Önce dînimi öğrenmeliyim!

Büyük velî Şakîk-i Belhî hazretleri, gençliğinde tüccarlık yapardı.

 

Mal almaya Türkistan’a gitti.

 

Bir puthâne görüp içeri girdi…

 

Birine yaklaşıp sordu:

 

“Ne yapıyorsun böyle?”

 

“İbâdet yapıyorum.”

 

“Bu putun, ne kendine faydası olur, ne de sana. Hâlbuki seni yaratan bir İlâh var ki, Ona tapsan, her türlü murâdına kavuşursun. O hakîkî İlâh, Allahü teâlâdır” dedi.

 

Putperest sordu:

 

“Peki, sen niçin yurdundan çıkıp da buralara geldin?”

 

“Rızık için.”

 

“Bahsettiğin o Allah sana rızık vermiyor muydu?”

 

“Veriyordu.”

 

“O rızık verirken niçin buralara kadar geldin, Ona güvenin yok mu?”

 

Büyük velî düşündü…

 

Ve haklı buldu onu.

 

Ayrılıp, Belh’e döndü.

 

Yolda bir ateşpereste rastladı.

 

Mecûsî, sordu kendisine:

 

“Türkistan’a niçin geldin?”

 

“Rızık için.”

 

“Nereden geliyorsun?”

 

“Belh şehrinden.”

 

“Rızık için Belh’ten kalkıp da tâ Türkistan’a gelinir mi?
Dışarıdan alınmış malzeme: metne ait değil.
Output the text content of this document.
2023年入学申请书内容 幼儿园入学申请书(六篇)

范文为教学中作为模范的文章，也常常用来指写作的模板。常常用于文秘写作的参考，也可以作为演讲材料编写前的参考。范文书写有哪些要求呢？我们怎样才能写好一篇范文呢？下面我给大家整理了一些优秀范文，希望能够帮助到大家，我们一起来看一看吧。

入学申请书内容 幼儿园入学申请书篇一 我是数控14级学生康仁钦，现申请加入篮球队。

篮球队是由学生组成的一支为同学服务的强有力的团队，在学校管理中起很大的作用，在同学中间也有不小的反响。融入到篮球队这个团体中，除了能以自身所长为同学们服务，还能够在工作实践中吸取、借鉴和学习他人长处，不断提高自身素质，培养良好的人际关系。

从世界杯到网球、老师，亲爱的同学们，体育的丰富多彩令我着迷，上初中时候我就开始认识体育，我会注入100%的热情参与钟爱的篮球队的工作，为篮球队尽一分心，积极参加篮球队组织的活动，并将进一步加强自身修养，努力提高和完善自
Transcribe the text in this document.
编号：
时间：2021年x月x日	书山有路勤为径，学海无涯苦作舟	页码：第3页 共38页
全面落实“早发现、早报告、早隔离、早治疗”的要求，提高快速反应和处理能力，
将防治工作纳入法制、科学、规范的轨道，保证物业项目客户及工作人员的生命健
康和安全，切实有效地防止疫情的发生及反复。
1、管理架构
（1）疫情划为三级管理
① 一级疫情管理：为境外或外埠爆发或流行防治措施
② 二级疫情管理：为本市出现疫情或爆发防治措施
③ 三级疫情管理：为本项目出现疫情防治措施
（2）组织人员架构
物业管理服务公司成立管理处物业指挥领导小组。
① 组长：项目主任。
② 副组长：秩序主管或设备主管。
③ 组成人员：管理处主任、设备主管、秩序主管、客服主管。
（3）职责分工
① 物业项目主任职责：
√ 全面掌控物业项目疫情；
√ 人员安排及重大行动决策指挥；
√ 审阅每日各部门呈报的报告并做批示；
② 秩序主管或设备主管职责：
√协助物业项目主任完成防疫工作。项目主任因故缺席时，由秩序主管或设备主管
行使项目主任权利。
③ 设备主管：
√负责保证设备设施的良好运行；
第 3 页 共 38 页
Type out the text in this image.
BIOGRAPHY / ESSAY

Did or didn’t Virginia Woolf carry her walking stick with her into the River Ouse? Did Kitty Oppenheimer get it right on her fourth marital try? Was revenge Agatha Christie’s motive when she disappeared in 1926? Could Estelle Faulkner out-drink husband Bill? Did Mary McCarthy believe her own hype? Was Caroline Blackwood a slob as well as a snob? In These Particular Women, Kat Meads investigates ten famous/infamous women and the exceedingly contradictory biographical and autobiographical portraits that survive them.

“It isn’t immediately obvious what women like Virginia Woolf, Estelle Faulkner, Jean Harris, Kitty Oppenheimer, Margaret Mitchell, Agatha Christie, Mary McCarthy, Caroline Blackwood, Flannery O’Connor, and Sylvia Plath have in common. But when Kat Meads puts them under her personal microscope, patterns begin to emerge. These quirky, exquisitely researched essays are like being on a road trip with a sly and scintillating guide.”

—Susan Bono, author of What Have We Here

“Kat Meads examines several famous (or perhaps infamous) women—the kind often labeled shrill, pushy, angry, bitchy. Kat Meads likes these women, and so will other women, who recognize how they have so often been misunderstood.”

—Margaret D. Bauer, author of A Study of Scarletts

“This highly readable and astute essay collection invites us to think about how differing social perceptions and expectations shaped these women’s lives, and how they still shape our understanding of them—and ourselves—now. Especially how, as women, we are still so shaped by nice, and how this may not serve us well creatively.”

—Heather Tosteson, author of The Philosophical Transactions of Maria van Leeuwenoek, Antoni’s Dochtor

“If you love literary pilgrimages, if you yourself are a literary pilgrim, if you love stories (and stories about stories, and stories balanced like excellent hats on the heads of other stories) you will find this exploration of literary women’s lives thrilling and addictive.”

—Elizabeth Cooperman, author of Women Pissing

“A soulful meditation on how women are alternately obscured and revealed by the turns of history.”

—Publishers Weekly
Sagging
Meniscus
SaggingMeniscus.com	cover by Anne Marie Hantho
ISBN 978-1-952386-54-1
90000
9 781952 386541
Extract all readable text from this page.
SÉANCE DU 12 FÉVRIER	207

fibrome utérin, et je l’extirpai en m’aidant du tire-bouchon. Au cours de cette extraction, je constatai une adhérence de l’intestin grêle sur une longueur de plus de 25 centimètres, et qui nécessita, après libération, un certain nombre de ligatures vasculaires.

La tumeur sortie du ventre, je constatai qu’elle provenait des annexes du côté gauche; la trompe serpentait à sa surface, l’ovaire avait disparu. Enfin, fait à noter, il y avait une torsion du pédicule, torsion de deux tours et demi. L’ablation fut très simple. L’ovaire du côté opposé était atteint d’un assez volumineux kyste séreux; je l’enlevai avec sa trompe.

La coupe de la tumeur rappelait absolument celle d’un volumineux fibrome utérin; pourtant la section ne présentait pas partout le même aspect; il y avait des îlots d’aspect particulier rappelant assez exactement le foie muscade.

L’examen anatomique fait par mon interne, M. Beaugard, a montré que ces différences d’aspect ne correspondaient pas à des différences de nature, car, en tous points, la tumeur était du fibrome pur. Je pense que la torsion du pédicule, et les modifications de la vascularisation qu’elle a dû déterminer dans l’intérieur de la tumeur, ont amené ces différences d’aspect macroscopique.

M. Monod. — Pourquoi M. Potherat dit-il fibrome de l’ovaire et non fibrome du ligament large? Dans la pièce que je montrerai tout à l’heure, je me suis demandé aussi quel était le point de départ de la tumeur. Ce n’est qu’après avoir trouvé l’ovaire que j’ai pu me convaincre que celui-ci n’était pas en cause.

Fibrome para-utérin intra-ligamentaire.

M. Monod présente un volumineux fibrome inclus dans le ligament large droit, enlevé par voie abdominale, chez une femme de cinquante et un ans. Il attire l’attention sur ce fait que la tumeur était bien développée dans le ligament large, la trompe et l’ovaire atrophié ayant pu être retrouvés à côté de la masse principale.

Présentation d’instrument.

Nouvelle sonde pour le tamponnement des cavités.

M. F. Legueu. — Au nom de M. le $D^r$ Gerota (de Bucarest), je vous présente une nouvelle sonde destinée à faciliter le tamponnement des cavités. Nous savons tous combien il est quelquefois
O rızık, senin için ayrılmıştır. O seni bulur” dedi.

 

Bu sözleri de beğendi.

 

Âhirete çevirdi yüzünü.

 

Kendi kendine;

 

“Bana, önce âhiret ticâreti lâzım. Önce dînimi öğrenmeliyim” diye düşündü…

 

İslâm ilimlerini öğrendi önce.

 

Çalışıp büyük bir “evliyâ” oldu ve kararmış gönülleri îmân nûruyla doldurdu.